December 11, 2019 / Danei Edelen  / 
recovery

“Awesome,” the social worker for Clermont Mercy’s Behavioral Health Institute said after sitting in on my National Alliance on Mental Illness (NAMI) talk at the Clermont Mercy Hospital in Batavia, Ohio. Internally, I sighed with relief. I had just completed my first Friday NAMI talk at the Behavioral Health Unit at Clermont Mercy in months.

My name is Danei Edelen. I am the founder and president of the NAMI Brown County Ohio affiliate established in Brown County Ohio in June of 2018. We have been offering NAMI’s support groups in Brown County for over a year.
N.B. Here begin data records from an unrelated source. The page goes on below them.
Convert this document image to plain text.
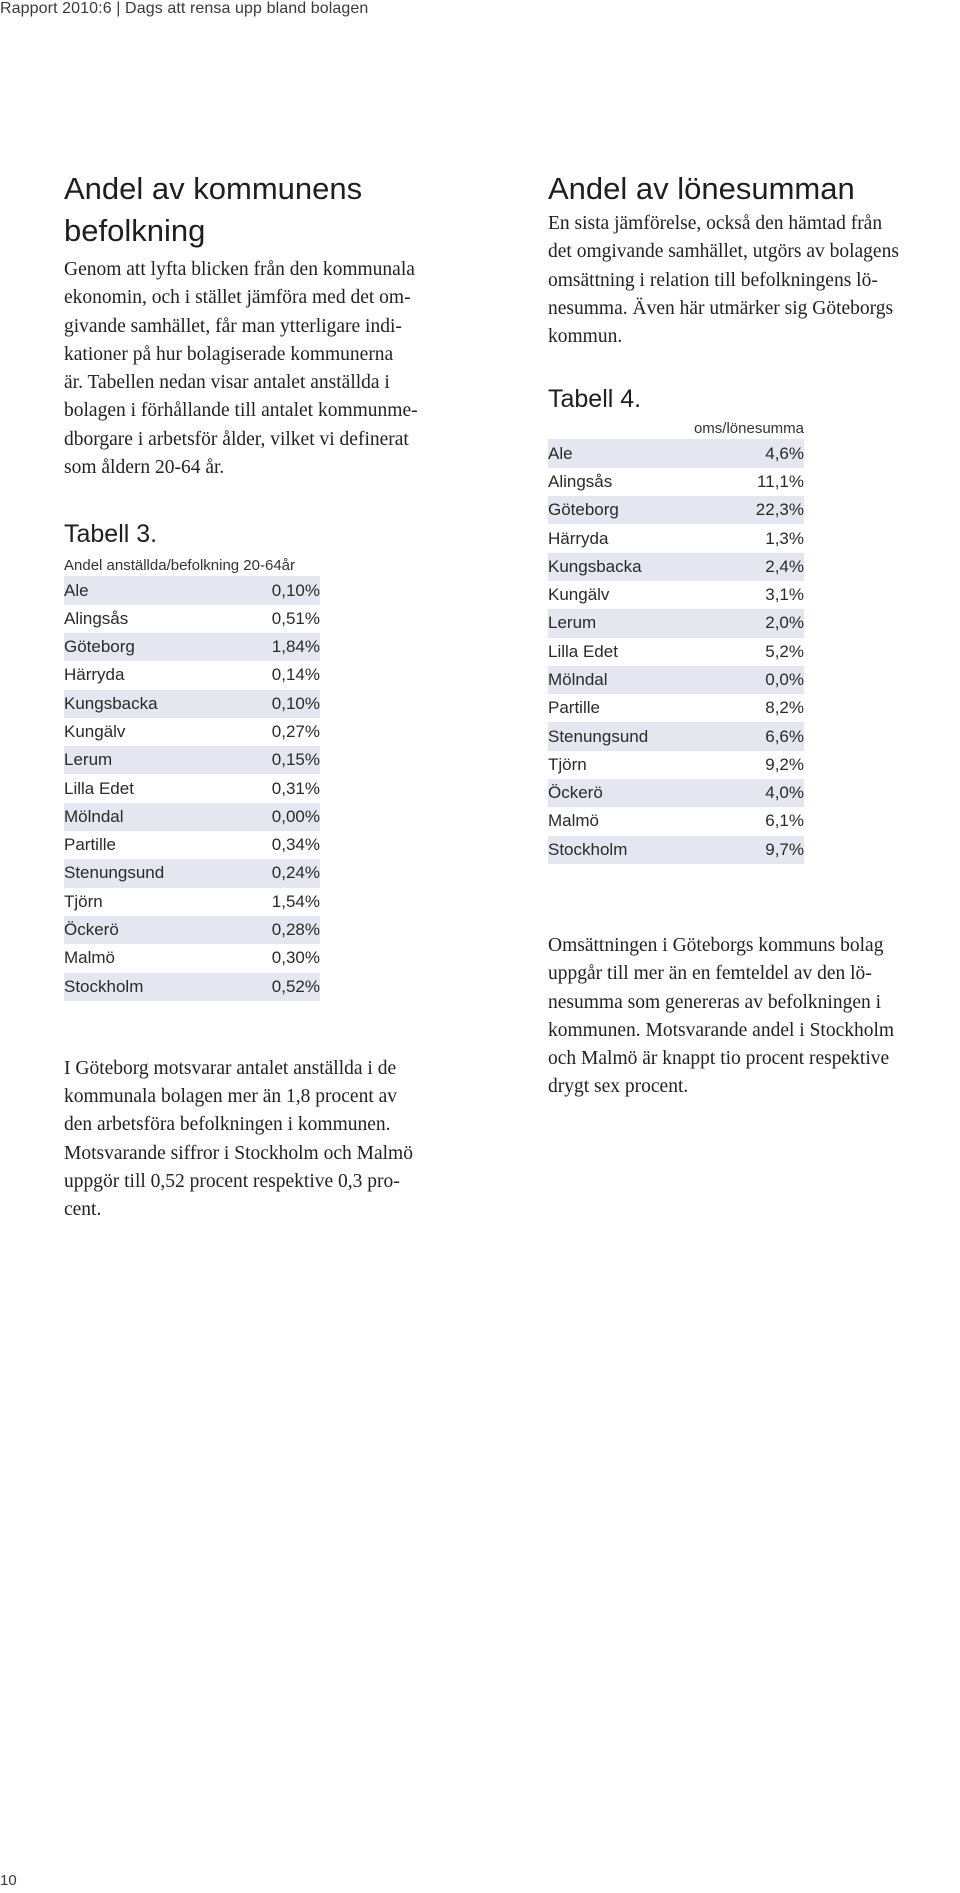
Rapport 2010:6 | Dags att rensa upp bland bolagen
Andel av kommunens befolkning

Genom att lyfta blicken från den kommunala
ekonomin, och i stället jämföra med det om-
givande samhället, får man ytterligare indi-
kationer på hur bolagiserade kommunerna
är. Tabellen nedan visar antalet anställda i
bolagen i förhållande till antalet kommunme-
dborgare i arbetsför ålder, vilket vi definerat
som åldern 20-64 år.

Tabell 3.
Andel anställda/befolkning 20-64år
Ale	0,10%
Alingsås	0,51%
Göteborg	1,84%
Härryda	0,14%
Kungsbacka	0,10%
Kungälv	0,27%
Lerum	0,15%
Lilla Edet	0,31%
Mölndal	0,00%
Partille	0,34%
Stenungsund	0,24%
Tjörn	1,54%
Öckerö	0,28%
Malmö	0,30%
Stockholm	0,52%

I Göteborg motsvarar antalet anställda i de
kommunala bolagen mer än 1,8 procent av
den arbetsföra befolkningen i kommunen.
Motsvarande siffror i Stockholm och Malmö
uppgör till 0,52 procent respektive 0,3 pro-
cent.

Andel av lönesumman

En sista jämförelse, också den hämtad från
det omgivande samhället, utgörs av bolagens
omsättning i relation till befolkningens lö-
nesumma. Även här utmärker sig Göteborgs
kommun.

Tabell 4.
oms/lönesumma
Ale	4,6%
Alingsås	11,1%
Göteborg	22,3%
Härryda	1,3%
Kungsbacka	2,4%
Kungälv	3,1%
Lerum	2,0%
Lilla Edet	5,2%
Mölndal	0,0%
Partille	8,2%
Stenungsund	6,6%
Tjörn	9,2%
Öckerö	4,0%
Malmö	6,1%
Stockholm	9,7%

Omsättningen i Göteborgs kommuns bolag
uppgår till mer än en femteldel av den lö-
nesumma som genereras av befolkningen i
kommunen. Motsvarande andel i Stockholm
och Malmö är knappt tio procent respektive
drygt sex procent.

10
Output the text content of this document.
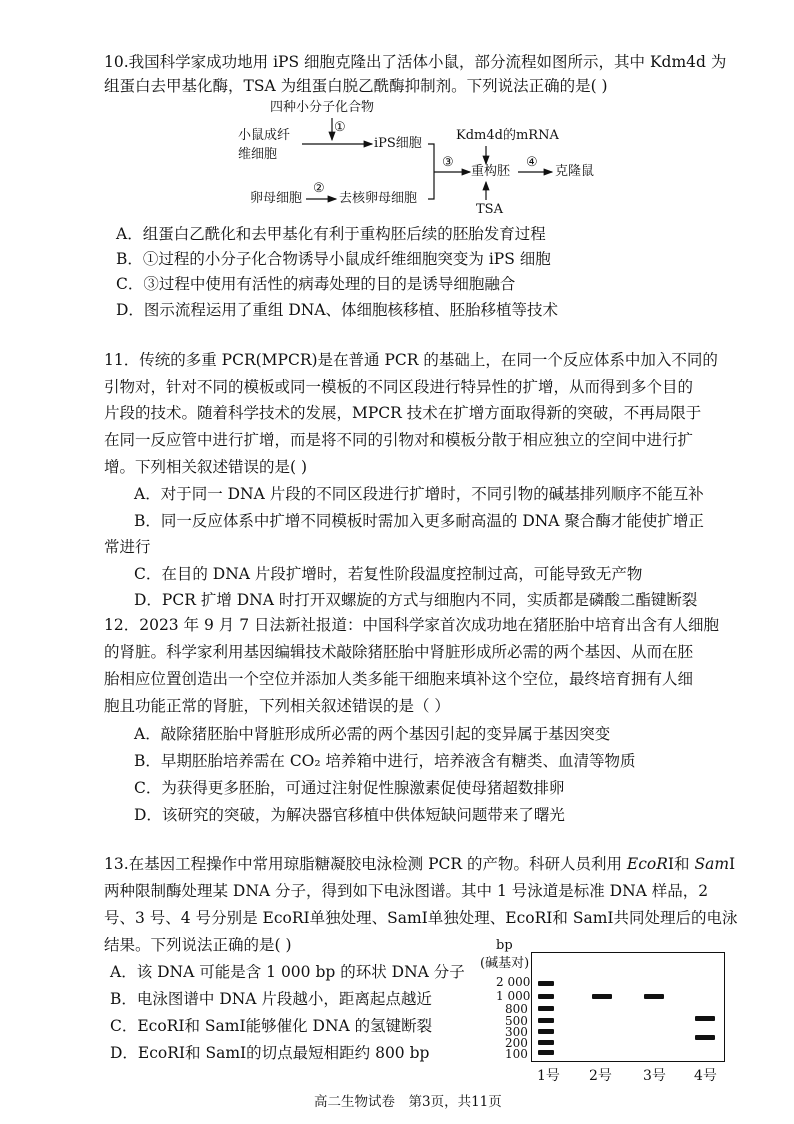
10.我国科学家成功地用 iPS 细胞克隆出了活体小鼠，部分流程如图所示，其中 Kdm4d 为
组蛋白去甲基化酶，TSA 为组蛋白脱乙酰酶抑制剂。下列说法正确的是( )
四种小分子化合物
①
小鼠成纤
维细胞
iPS细胞
Kdm4d的mRNA
③
重构胚
④
克隆鼠
卵母细胞
②
去核卵母细胞
TSA
A．组蛋白乙酰化和去甲基化有利于重构胚后续的胚胎发育过程
B．①过程的小分子化合物诱导小鼠成纤维细胞突变为 iPS 细胞
C．③过程中使用有活性的病毒处理的目的是诱导细胞融合
D．图示流程运用了重组 DNA、体细胞核移植、胚胎移植等技术
11．传统的多重 PCR(MPCR)是在普通 PCR 的基础上，在同一个反应体系中加入不同的
引物对，针对不同的模板或同一模板的不同区段进行特异性的扩增，从而得到多个目的
片段的技术。随着科学技术的发展，MPCR 技术在扩增方面取得新的突破，不再局限于
在同一反应管中进行扩增，而是将不同的引物对和模板分散于相应独立的空间中进行扩
增。下列相关叙述错误的是( )
A．对于同一 DNA 片段的不同区段进行扩增时，不同引物的碱基排列顺序不能互补
B．同一反应体系中扩增不同模板时需加入更多耐高温的 DNA 聚合酶才能使扩增正
常进行
C．在目的 DNA 片段扩增时，若复性阶段温度控制过高，可能导致无产物
D．PCR 扩增 DNA 时打开双螺旋的方式与细胞内不同，实质都是磷酸二酯键断裂
12．2023 年 9 月 7 日法新社报道：中国科学家首次成功地在猪胚胎中培育出含有人细胞
的肾脏。科学家利用基因编辑技术敲除猪胚胎中肾脏形成所必需的两个基因、从而在胚
胎相应位置创造出一个空位并添加人类多能干细胞来填补这个空位，最终培育拥有人细
胞且功能正常的肾脏，下列相关叙述错误的是（ ）
A．敲除猪胚胎中肾脏形成所必需的两个基因引起的变异属于基因突变
B．早期胚胎培养需在 CO₂ 培养箱中进行，培养液含有糖类、血清等物质
C．为获得更多胚胎，可通过注射促性腺激素促使母猪超数排卵
D．该研究的突破，为解决器官移植中供体短缺问题带来了曙光
13.在基因工程操作中常用琼脂糖凝胶电泳检测 PCR 的产物。科研人员利用 EcoRⅠ和 SamⅠ
两种限制酶处理某 DNA 分子，得到如下电泳图谱。其中 1 号泳道是标准 DNA 样品，2
号、3 号、4 号分别是 EcoRⅠ单独处理、SamⅠ单独处理、EcoRⅠ和 SamⅠ共同处理后的电泳
结果。下列说法正确的是( )
A．该 DNA 可能是含 1 000 bp 的环状 DNA 分子
B．电泳图谱中 DNA 片段越小，距离起点越近
C．EcoRⅠ和 SamⅠ能够催化 DNA 的氢键断裂
D．EcoRⅠ和 SamⅠ的切点最短相距约 800 bp
bp
(碱基对)
2 000
1 000
800
500
300
200
100
1号 2号 3号 4号
高二生物试卷　第3页，共11页
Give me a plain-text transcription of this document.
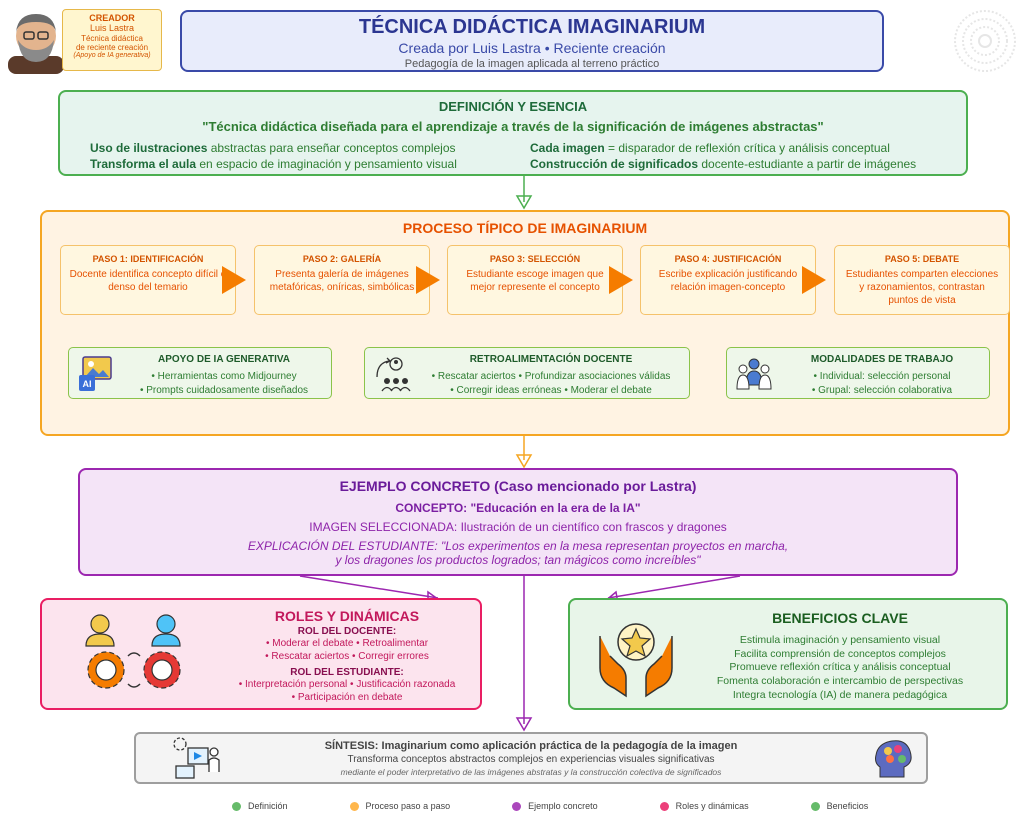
CREADOR
Luis Lastra
Técnica didáctica
de reciente creación
(Apoyo de IA generativa)
TÉCNICA DIDÁCTICA IMAGINARIUM
Creada por Luis Lastra • Reciente creación
Pedagogía de la imagen aplicada al terreno práctico
DEFINICIÓN Y ESENCIA
"Técnica didáctica diseñada para el aprendizaje a través de la significación de imágenes abstractas"
Uso de ilustraciones abstractas para enseñar conceptos complejos
Transforma el aula en espacio de imaginación y pensamiento visual
Cada imagen = disparador de reflexión crítica y análisis conceptual
Construcción de significados docente-estudiante a partir de imágenes
PROCESO TÍPICO DE IMAGINARIUM
PASO 1: IDENTIFICACIÓN
Docente identifica concepto difícil o denso del temario
PASO 2: GALERÍA
Presenta galería de imágenes metafóricas, oníricas, simbólicas
PASO 3: SELECCIÓN
Estudiante escoge imagen que mejor represente el concepto
PASO 4: JUSTIFICACIÓN
Escribe explicación justificando relación imagen-concepto
PASO 5: DEBATE
Estudiantes comparten elecciones y razonamientos, contrastan puntos de vista
AI
APOYO DE IA GENERATIVA
• Herramientas como Midjourney
• Prompts cuidadosamente diseñados
RETROALIMENTACIÓN DOCENTE
• Rescatar aciertos • Profundizar asociaciones válidas
• Corregir ideas erróneas • Moderar el debate
MODALIDADES DE TRABAJO
• Individual: selección personal
• Grupal: selección colaborativa
EJEMPLO CONCRETO (Caso mencionado por Lastra)
CONCEPTO: "Educación en la era de la IA"
IMAGEN SELECCIONADA: Ilustración de un científico con frascos y dragones
EXPLICACIÓN DEL ESTUDIANTE: "Los experimentos en la mesa representan proyectos en marcha,
y los dragones los productos logrados; tan mágicos como increíbles"
ROLES Y DINÁMICAS
ROL DEL DOCENTE:
• Moderar el debate • Retroalimentar
• Rescatar aciertos • Corregir errores
ROL DEL ESTUDIANTE:
• Interpretación personal • Justificación razonada
• Participación en debate
BENEFICIOS CLAVE
Estimula imaginación y pensamiento visual
Facilita comprensión de conceptos complejos
Promueve reflexión crítica y análisis conceptual
Fomenta colaboración e intercambio de perspectivas
Integra tecnología (IA) de manera pedagógica
SÍNTESIS: Imaginarium como aplicación práctica de la pedagogía de la imagen
Transforma conceptos abstractos complejos en experiencias visuales significativas
mediante el poder interpretativo de las imágenes abstratas y la construcción colectiva de significados
Definición	Proceso paso a paso	Ejemplo concreto	Roles y dinámicas	Beneficios
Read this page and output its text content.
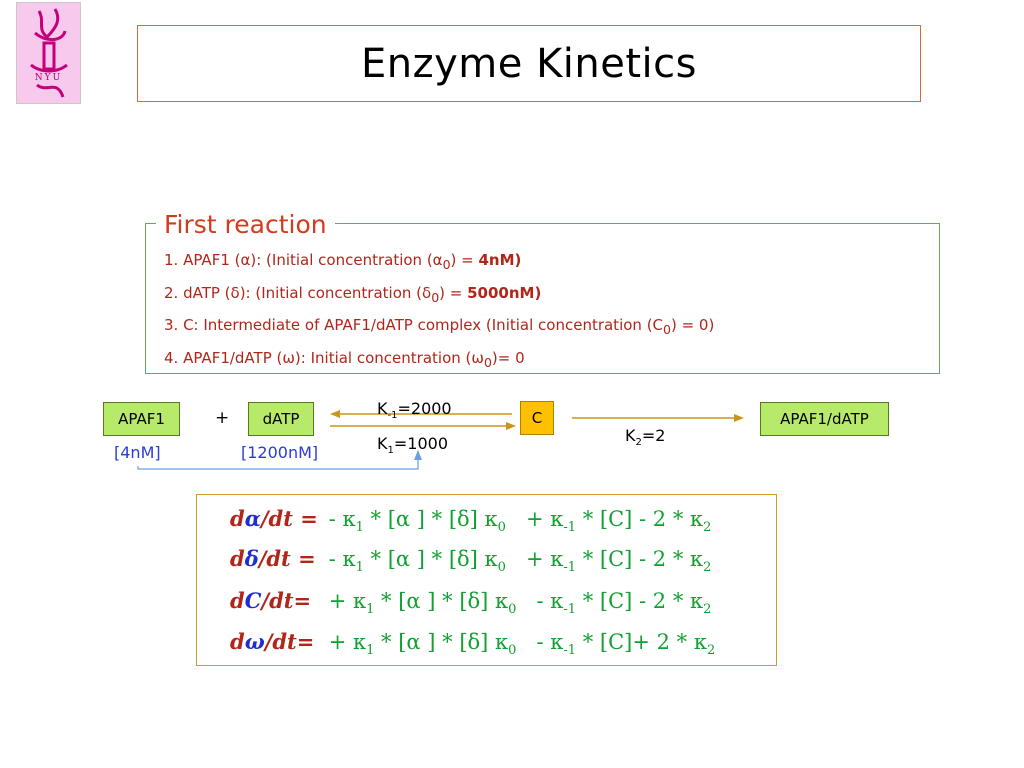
NYU	Enzyme Kinetics
First reaction
1. APAF1 (α): (Initial concentration $(\alpha_0) = 4nM$)
2. dATP (δ): (Initial concentration $(\delta_0) = 5000nM$)
3. C: Intermediate of APAF1/dATP complex (Initial concentration $(C_0) = 0$)
4. APAF1/dATP (ω): Initial concentration $(\omega_0)= 0$
APAF1	+	dATP	C	APAF1/dATP
[4nM]	[1200nM]
$K_{-1}=2000$
$K_1=1000$	$K_2=2$
dα/dt = - $\kappa_1 * [\alpha$ ] * [δ] $\kappa_0 + \kappa_{-1} * [C] - 2 * \kappa_2$
dδ/dt = - $\kappa_1 * [\alpha$ ] * [δ] $\kappa_0 + \kappa_{-1} * [C] - 2 * \kappa_2$
$dC/dt= + \kappa_1 * [\alpha$ ] * [δ] $\kappa_0 - \kappa_{-1} * [C] - 2 * \kappa_2$
$d\omega/dt= + \kappa_1 * [\alpha$ ] * [δ] $\kappa_0 - \kappa_{-1} * [C]+ 2 * \kappa_2$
Since July of 2018, I have routinely given a “talk” every other Friday about who NAMI is, what are the NAMI programs that can help, and shared my personal struggle at Clermont Mercy Hospital’s Behavioral Health Institute.

Where I’ve been

You probably haven’t heard from me in a while. For the last seven months, I’ve been out of commission, dealing with my own struggles. As can happen to anyone that lives with a mental illness, my mental illness unexpectedly struck in the form of a sodium deficiency that landed me in the Intensive Care Unit (ICU) for five days because my blood sodium level mysteriously dropped to 114. A normal blood sodium level is between 135 and 145 milliequivalents per liter (mEq/L). Hyponatremia occurs when the sodium in your blood falls below 135 mEq/L. 

First, I landed in ICU due to sodium deficiency, then I missed my son’s high school graduation due to a visit to the University of Cincinnati Psychiatry because of psychosis. With mental illness, there are no guarantees. You can be “on top of the world” and then your body will betray you.